Um dos projetos prevê a concessão de um auxílio emergencial de R$ 600 por seis meses aos residentes em municípios da Zona da Mata Mineira. Os beneficiários devem ser maiores de 18 anos, salvo no caso de mães adolescentes. Além disso, devem comprovar a perda de suas moradias em decorrência da catástrofe ambiental.
O recebimento do auxílio fica limitado a dois membros da mesma família. A pessoa provedora de família monoparental receberá duas cotas do auxílio emergencial, independentemente do sexo, segundo a proposta.
O projeto também autoriza o Instituto Nacional do Seguro Social (INSS) a antecipar o valor de duas cotas do auxílio para os requerentes do Benefício de Prestação Continuada (BPC). Além disso, há permissão de antecipar um salário mínimo para os requerentes do benefício de auxílio-doença durante o período de seis meses.
O outro projeto, voltado para as empresas da Zona da Mata Mineira, reduz a 0% por 12 meses as alíquotas dos seguintes tributos: Contribuição para os Programas de Integração Social e de Formação do Patrimônio do Servidor Público (Contribuição Pis/Pasep); Contribuição para o Financiamento da Seguridade Social (Cofins); Contribuição Social sobre o Lucro Líquido (CSLL); e Imposto sobre a Renda das Pessoas Jurídicas (IRPJ).
O texto diz que podem ser utilizados como fonte de recursos o Tesouro Nacional, o produto da arrecadação das loterias, os recursos de operação de crédito interna decorrente da emissão de títulos do Tesouro Nacional para ações emergenciais no Rio Grande do Sul, dotação orçamentária específica e demais fontes. O Poder Executivo também deverá regulamentar o percentual do Fundo Garantidor de Operações (FGO) em montante não inferior a 20% para as ações previstas.

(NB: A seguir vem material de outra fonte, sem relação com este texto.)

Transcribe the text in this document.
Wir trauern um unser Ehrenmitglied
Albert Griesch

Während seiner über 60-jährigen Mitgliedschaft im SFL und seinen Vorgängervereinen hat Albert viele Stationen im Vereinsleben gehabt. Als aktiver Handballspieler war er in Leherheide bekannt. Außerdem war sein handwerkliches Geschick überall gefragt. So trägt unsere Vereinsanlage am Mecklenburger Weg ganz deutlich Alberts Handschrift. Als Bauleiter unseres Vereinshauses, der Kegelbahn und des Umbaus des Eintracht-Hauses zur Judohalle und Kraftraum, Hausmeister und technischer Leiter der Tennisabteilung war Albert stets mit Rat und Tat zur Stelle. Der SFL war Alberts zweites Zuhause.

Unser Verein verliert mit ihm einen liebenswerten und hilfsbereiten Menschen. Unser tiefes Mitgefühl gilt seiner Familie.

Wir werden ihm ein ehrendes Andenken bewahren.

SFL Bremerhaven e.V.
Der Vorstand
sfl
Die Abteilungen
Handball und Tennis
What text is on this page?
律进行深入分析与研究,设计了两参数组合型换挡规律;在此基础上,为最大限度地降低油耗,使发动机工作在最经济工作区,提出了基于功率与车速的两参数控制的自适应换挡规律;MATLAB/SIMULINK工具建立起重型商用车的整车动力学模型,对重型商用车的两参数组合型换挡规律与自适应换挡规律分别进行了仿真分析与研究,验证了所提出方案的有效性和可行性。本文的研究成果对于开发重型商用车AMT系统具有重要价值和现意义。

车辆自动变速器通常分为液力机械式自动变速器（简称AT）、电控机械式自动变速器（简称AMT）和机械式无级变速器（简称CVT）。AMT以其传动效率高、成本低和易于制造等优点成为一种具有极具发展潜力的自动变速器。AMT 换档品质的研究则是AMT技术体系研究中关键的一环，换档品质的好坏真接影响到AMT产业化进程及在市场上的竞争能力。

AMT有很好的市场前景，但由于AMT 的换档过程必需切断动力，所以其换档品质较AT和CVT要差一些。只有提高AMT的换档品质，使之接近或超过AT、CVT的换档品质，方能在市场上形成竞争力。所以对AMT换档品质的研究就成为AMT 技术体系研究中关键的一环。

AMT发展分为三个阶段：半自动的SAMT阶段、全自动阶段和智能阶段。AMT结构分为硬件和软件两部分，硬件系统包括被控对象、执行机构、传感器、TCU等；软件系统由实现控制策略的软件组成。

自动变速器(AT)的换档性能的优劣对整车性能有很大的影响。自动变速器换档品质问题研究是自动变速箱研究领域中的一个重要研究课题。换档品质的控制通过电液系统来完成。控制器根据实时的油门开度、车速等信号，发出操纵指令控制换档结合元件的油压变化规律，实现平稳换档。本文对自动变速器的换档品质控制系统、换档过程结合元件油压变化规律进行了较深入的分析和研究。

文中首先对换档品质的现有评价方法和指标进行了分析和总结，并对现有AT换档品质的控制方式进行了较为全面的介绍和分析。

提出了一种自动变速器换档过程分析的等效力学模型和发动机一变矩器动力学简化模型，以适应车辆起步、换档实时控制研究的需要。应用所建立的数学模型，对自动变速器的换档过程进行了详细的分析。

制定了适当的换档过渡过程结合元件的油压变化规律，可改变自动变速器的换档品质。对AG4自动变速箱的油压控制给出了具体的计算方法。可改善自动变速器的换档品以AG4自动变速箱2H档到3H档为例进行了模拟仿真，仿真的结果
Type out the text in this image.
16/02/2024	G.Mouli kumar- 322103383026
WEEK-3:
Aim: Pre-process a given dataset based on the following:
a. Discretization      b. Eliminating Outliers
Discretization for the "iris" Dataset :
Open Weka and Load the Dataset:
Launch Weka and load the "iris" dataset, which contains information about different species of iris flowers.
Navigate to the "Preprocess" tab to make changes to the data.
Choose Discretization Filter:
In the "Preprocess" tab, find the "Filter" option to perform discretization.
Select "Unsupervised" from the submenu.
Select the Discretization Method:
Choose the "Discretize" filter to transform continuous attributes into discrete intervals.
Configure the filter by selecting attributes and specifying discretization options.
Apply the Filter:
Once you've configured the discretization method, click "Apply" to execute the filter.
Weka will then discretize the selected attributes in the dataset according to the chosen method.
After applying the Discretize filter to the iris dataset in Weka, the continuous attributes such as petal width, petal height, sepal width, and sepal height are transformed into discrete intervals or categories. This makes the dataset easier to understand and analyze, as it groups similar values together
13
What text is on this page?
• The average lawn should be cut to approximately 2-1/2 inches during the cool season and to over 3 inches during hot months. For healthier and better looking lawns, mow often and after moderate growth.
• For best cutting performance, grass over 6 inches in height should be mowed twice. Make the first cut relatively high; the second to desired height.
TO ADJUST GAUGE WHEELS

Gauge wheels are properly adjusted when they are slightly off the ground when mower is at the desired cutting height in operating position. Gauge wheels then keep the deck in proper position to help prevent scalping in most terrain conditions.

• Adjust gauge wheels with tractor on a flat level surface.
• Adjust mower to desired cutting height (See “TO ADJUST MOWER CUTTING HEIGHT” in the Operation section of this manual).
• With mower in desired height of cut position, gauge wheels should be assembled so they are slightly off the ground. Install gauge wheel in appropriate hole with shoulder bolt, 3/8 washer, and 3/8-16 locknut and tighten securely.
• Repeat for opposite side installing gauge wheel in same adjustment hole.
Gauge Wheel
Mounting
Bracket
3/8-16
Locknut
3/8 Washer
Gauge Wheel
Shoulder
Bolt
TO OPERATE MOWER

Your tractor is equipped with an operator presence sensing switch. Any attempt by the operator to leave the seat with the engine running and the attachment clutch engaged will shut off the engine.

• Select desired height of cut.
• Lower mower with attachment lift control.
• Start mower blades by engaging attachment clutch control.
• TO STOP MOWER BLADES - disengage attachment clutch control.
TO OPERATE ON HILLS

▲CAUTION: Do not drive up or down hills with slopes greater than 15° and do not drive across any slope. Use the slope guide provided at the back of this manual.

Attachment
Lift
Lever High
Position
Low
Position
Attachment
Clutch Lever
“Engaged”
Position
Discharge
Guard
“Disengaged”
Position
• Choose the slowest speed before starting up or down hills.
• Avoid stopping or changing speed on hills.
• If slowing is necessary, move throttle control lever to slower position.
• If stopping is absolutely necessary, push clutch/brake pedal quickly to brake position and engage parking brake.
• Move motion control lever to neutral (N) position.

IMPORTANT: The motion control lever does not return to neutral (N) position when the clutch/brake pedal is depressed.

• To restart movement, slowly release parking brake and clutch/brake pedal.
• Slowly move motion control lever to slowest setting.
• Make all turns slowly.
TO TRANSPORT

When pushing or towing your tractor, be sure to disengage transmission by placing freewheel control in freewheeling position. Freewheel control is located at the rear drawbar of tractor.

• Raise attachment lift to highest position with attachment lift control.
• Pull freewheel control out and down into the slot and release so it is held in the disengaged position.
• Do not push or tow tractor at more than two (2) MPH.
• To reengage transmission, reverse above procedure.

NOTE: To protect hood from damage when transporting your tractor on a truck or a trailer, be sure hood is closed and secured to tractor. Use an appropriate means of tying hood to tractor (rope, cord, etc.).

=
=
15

O projeto institui ainda o Programa de Garantia aos Setores Críticos (PGSC), destinado a empresas de direito privado, associações, fundações de direito privado e sociedades cooperativas, exceto sociedades de crédito, que tenham sede na Zona da Mata Mineira e tenham sido afetadas pela catástrofe. O programa será operacionalizado pelo Fundo Garantidor para Investimentos (FGI) e será administrado pelo Banco Nacional de Desenvolvimento Econômico e Social (BNDES).